On Saturday morning Carlos Rosique tells me that he will dedicate part of the weekend to taking pictures of some unique buildings in the city. After giving me a short list of potential objectives, I remind you that I could not miss the opportunity to go to La Ceramo, the beautiful tile factory with a neo-Mudejar facade built at the end of the 19th century in Benicalap. An old temple of internationally famous earthenware that has been vegetating for years in a painful state of preservation, waiting for the announced rehabilitation works to be carried out at once to turn the space into a cultural center.
After a while, back from Benicalap, my friend sent me, in addition to the photo of the ruined ceramic factory, a picture of another place with tradition. Unfortunately, of the old Montes Cinema, built in 1925 just a few steps from La Ceramo, there is not even the sign left. The small building on José Grollo street, which serves to mark the limit of the town engulfed by the nineteenth-century city, now houses, completely renovated, an automotive workshop after having recently been the headquarters of a haberdashery, a clothing store of opportunities and a dilapidated warehouse. A few months ago the tenants of the ground floor painted the facade black to cover the scars left by the passage of time, although on the striking semicircular finish of the building you could still guess the name of the old cinema. Today the last vestige of the cultural use of the space has been covered by a collage of automobile motifs that steals part of its history from the neighborhood.

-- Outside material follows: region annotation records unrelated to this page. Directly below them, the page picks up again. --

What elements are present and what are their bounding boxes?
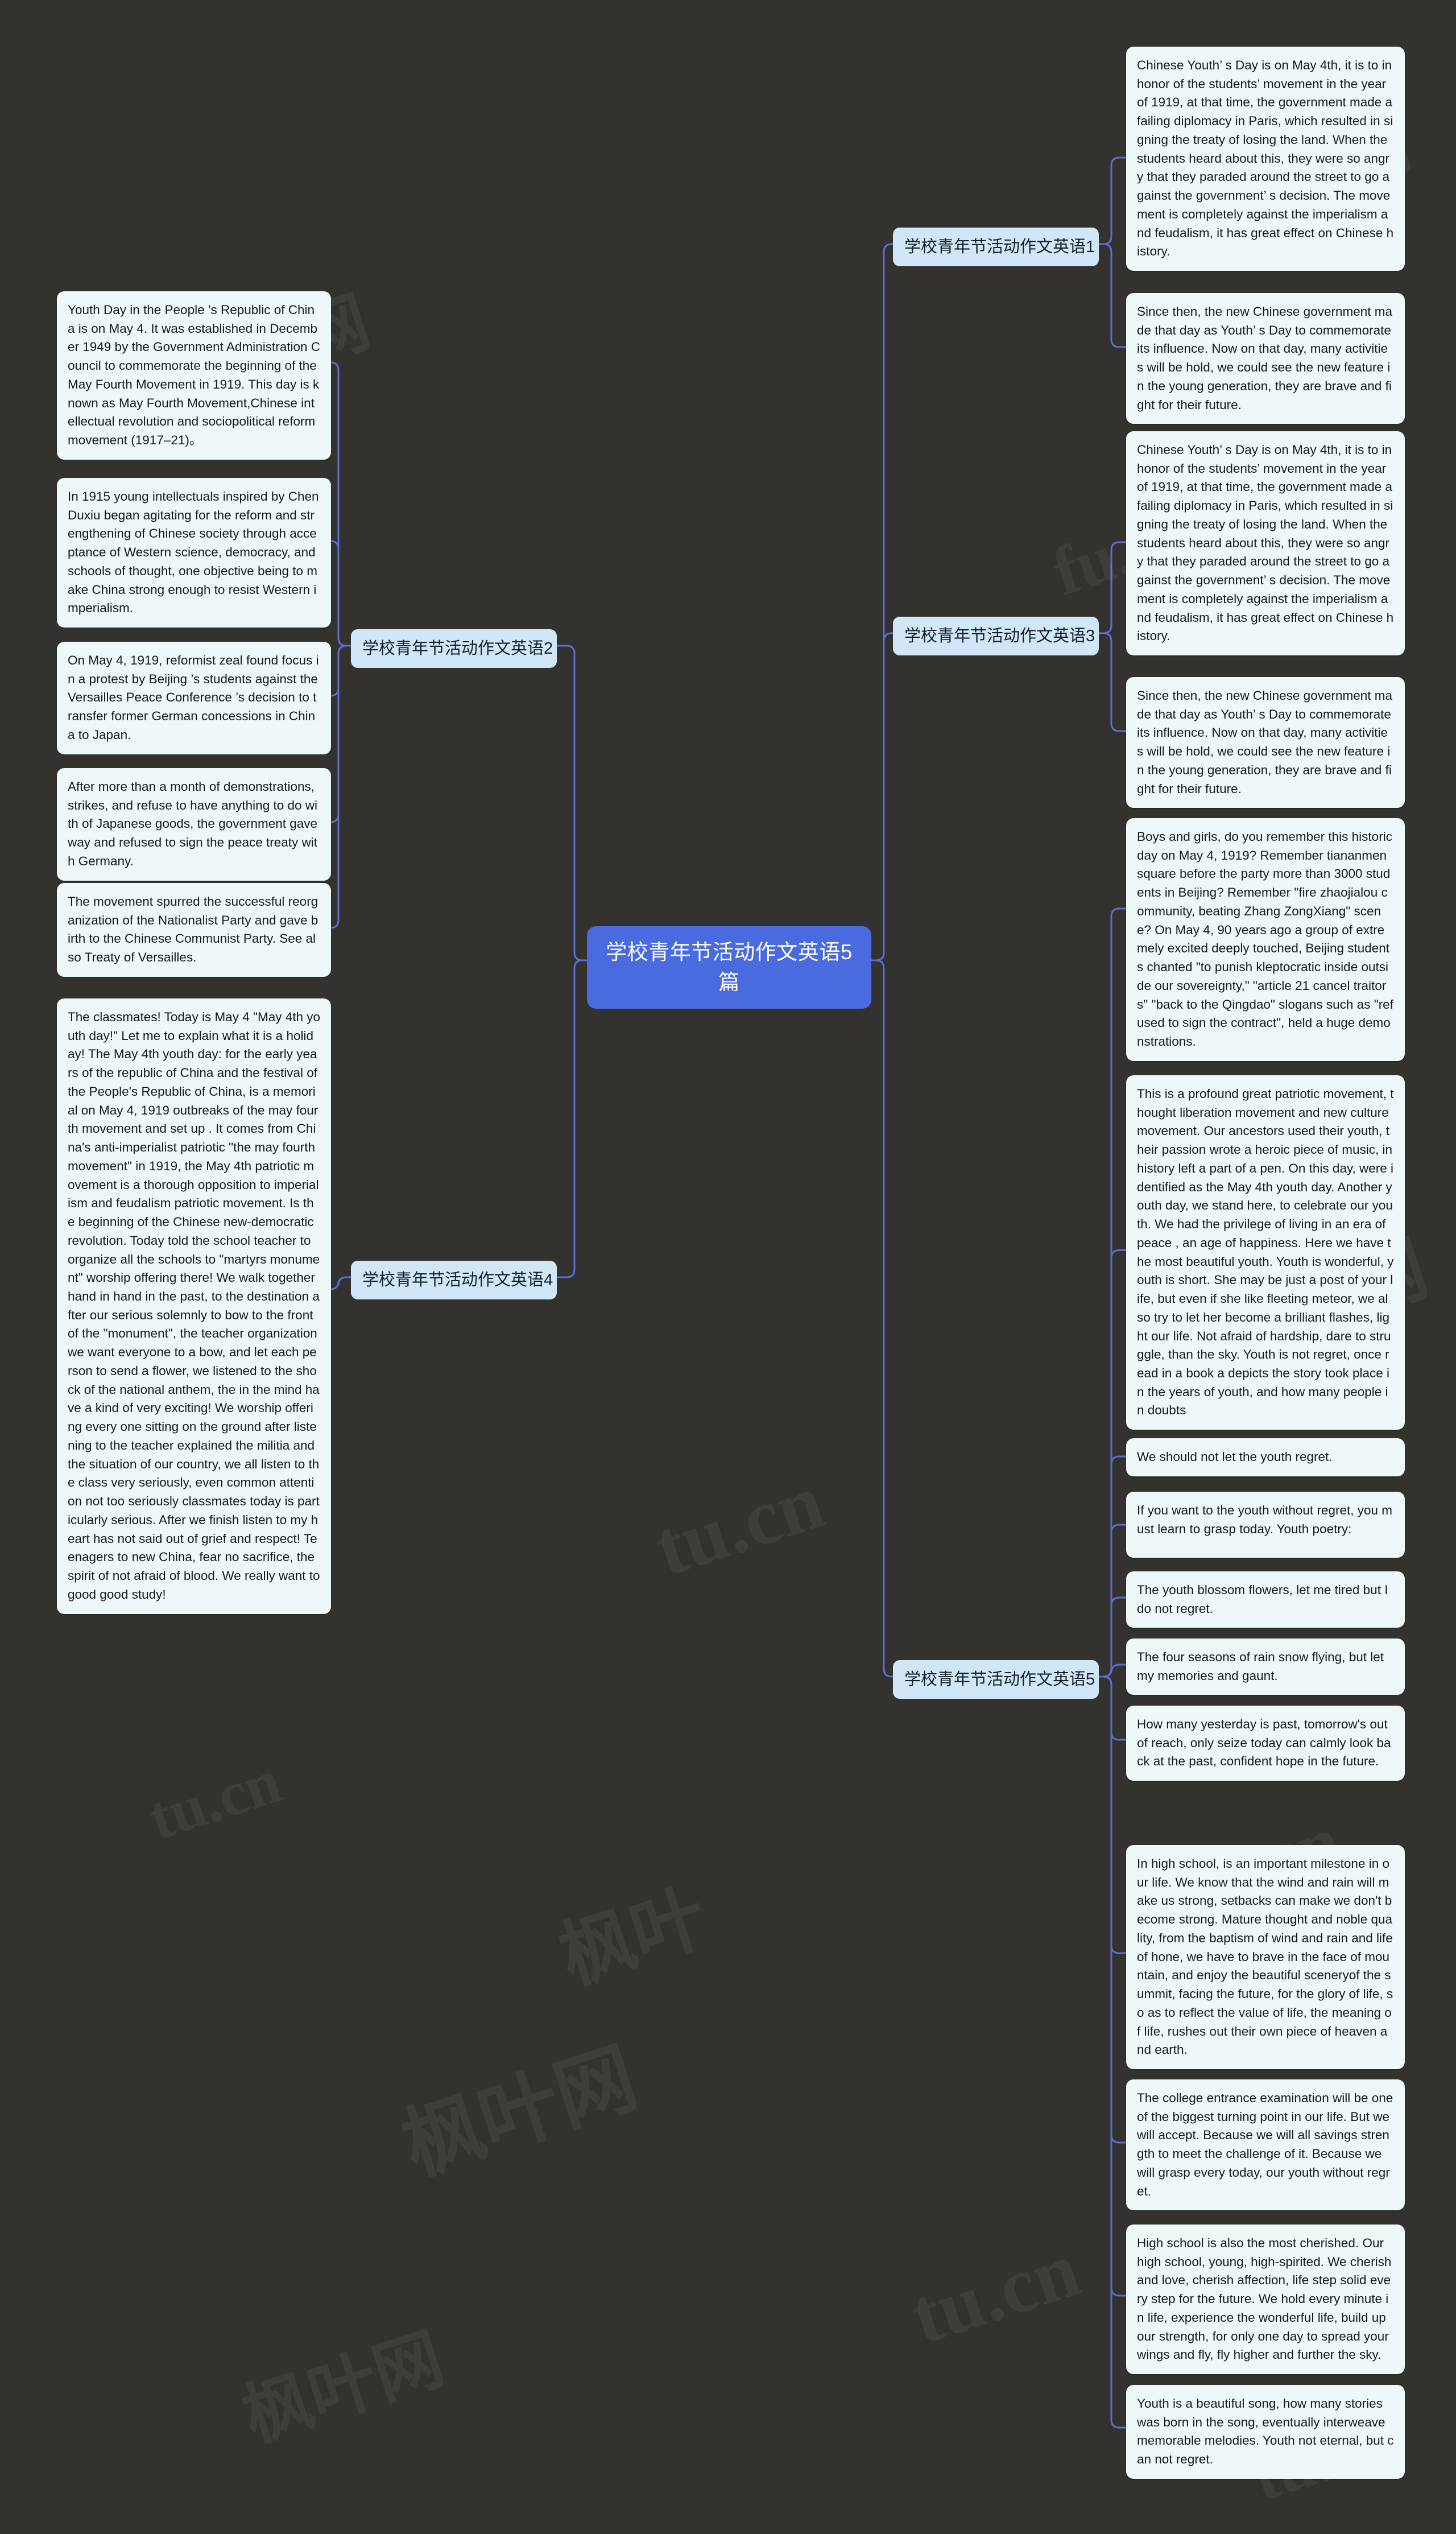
leaf-node[interactable]: How many yesterday is past, tomorrow's o… bbox=[1126, 1706, 1405, 1781]
leaf-node[interactable]: This is a profound great patriotic movem… bbox=[1126, 1075, 1405, 1430]
branch-node-b1[interactable]: 学校青年节活动作文英语1 bbox=[893, 228, 1099, 267]
leaf-node[interactable]: If you want to the youth without regret,… bbox=[1126, 1492, 1405, 1558]
mindmap-canvas: 学校青年节活动作文英语5篇 学校青年节活动作文英语1 Chinese Youth’ … bbox=[0, 0, 1456, 2534]
leaf-node[interactable]: Since then, the new Chinese government m… bbox=[1126, 293, 1405, 424]
leaf-node[interactable]: In high school, is an important mileston… bbox=[1126, 1845, 1405, 2070]
leaf-node[interactable]: The college entrance examination will be… bbox=[1126, 2079, 1405, 2211]
leaf-node[interactable]: The four seasons of rain snow flying, bu… bbox=[1126, 1639, 1405, 1695]
leaf-node[interactable]: Youth Day in the People ’s Republic of C… bbox=[57, 291, 331, 460]
leaf-node[interactable]: Chinese Youth’ s Day is on May 4th, it i… bbox=[1126, 431, 1405, 656]
leaf-node[interactable]: Chinese Youth’ s Day is on May 4th, it i… bbox=[1126, 47, 1405, 271]
leaf-node[interactable]: In 1915 young intellectuals inspired by … bbox=[57, 478, 331, 628]
root-node[interactable]: 学校青年节活动作文英语5篇 bbox=[587, 926, 871, 1009]
branch-node-b5[interactable]: 学校青年节活动作文英语5 bbox=[893, 1660, 1099, 1699]
branch-node-b2[interactable]: 学校青年节活动作文英语2 bbox=[351, 629, 557, 668]
leaf-node[interactable]: High school is also the most cherished. … bbox=[1126, 2225, 1405, 2375]
leaf-node[interactable]: The youth blossom flowers, let me tired … bbox=[1126, 1571, 1405, 1628]
leaf-node[interactable]: Boys and girls, do you remember this his… bbox=[1126, 818, 1405, 1061]
branch-node-b3[interactable]: 学校青年节活动作文英语3 bbox=[893, 617, 1099, 656]
leaf-node[interactable]: After more than a month of demonstration… bbox=[57, 768, 331, 881]
leaf-node[interactable]: The classmates! Today is May 4 "May 4th … bbox=[57, 998, 331, 1614]
branch-node-b4[interactable]: 学校青年节活动作文英语4 bbox=[351, 1261, 557, 1300]
leaf-node[interactable]: The movement spurred the successful reor… bbox=[57, 883, 331, 977]
leaf-node[interactable]: Since then, the new Chinese government m… bbox=[1126, 677, 1405, 808]
leaf-node[interactable]: On May 4, 1919, reformist zeal found foc… bbox=[57, 642, 331, 754]
leaf-node[interactable]: Youth is a beautiful song, how many stor… bbox=[1126, 2385, 1405, 2479]
leaf-node[interactable]: We should not let the youth regret. bbox=[1126, 1438, 1405, 1476]
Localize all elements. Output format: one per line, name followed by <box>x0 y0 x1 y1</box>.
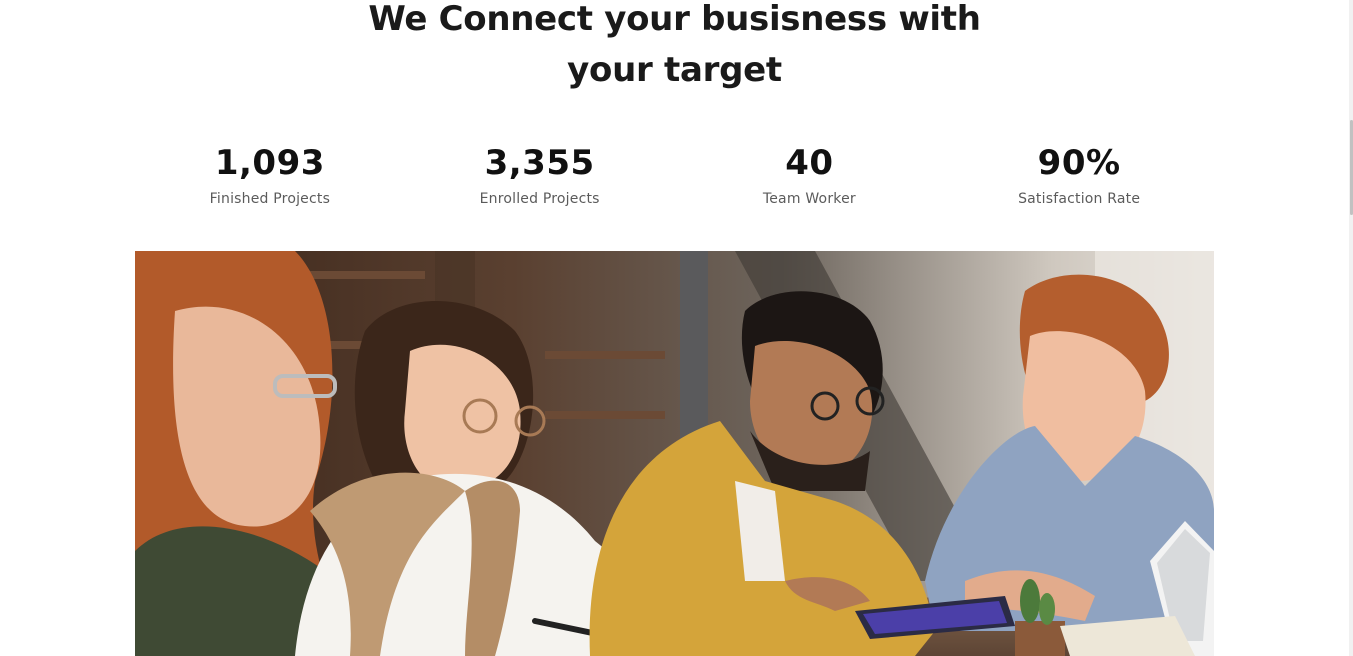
stat-value: 40 <box>785 143 834 183</box>
stat-satisfaction-rate: 90% Satisfaction Rate <box>944 140 1214 208</box>
page: We Connect your busisness with your targ… <box>0 0 1353 656</box>
heading-line-2: your target <box>567 50 782 90</box>
stat-finished-projects: 1,093 Finished Projects <box>135 140 405 208</box>
stats-row: 1,093 Finished Projects 3,355 Enrolled P… <box>135 140 1214 208</box>
section-heading: We Connect your busisness with your targ… <box>0 0 1349 96</box>
stat-value: 1,093 <box>214 143 325 183</box>
stat-enrolled-projects: 3,355 Enrolled Projects <box>405 140 675 208</box>
team-photo-illustration <box>135 251 1214 656</box>
heading-line-1: We Connect your busisness with <box>368 0 981 39</box>
stat-label: Finished Projects <box>209 191 331 207</box>
scrollbar[interactable] <box>1349 0 1353 656</box>
stat-label: Team Worker <box>762 191 856 207</box>
stat-label: Enrolled Projects <box>479 191 600 207</box>
stat-value: 90% <box>1037 143 1121 183</box>
stat-label: Satisfaction Rate <box>1018 191 1141 207</box>
stat-team-worker: 40 Team Worker <box>675 140 945 208</box>
team-photo <box>135 251 1214 656</box>
stat-value: 3,355 <box>484 143 595 183</box>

Looking closely at the photograph, I can’t suppress a sigh of disgust. It is fortunate, of course, that a new business has established itself in the neighborhood. But, I think, perhaps the place would have deserved another use in accordance with its history and the legend of the character that gave it its name. If we were in a society somewhat more concerned with its popular culture (and football is undoubtedly part of it), the old cinema building, named in honor of Arturo Montes, could have housed an exhibition space dedicated to the footballer who contributed to place Valencia on the map of Spanish sport a century ago. A place of memory, in these times so conducive to the recovery of yesterday, to recreate, a few hundred meters from the Nou Mestalla, the fascinating story of the city of cheers and alirones by the hand of one of its totems.
De Montes, whose memory flutters vaguely in the memory of the average Valencian through the pure effort of our leading historians, dozens of pages have been written, some full of amusing hyperbole; others, of incomparable feats. The truth is that that man of almost two meters tall, whom popular devotion placed on the altar of valentina adoration, there is nothing, together with Blasco Ibáñez, Manuel Granero and Conchita Piquer, changed, with Eduardo Cubells, the course and the perspective of our sport. The journalist José Fernández ‘Caireles’, creator of the secular cult around Valencia, embossed the myth by dressing it with colorful epic epithets and spreading juicy anecdotes. The soccer player more than corresponded with his drive and charisma. You know: if Montes did not play, the fans asked for the return of the price of the tickets. Beyond the legend, there is an interesting record of record, marked by milestones (first goal in Mestalla, first goal in the Cup and a long etcetera) that still do not seem sufficient merits to have made him worthy of a canvas in Mestalla.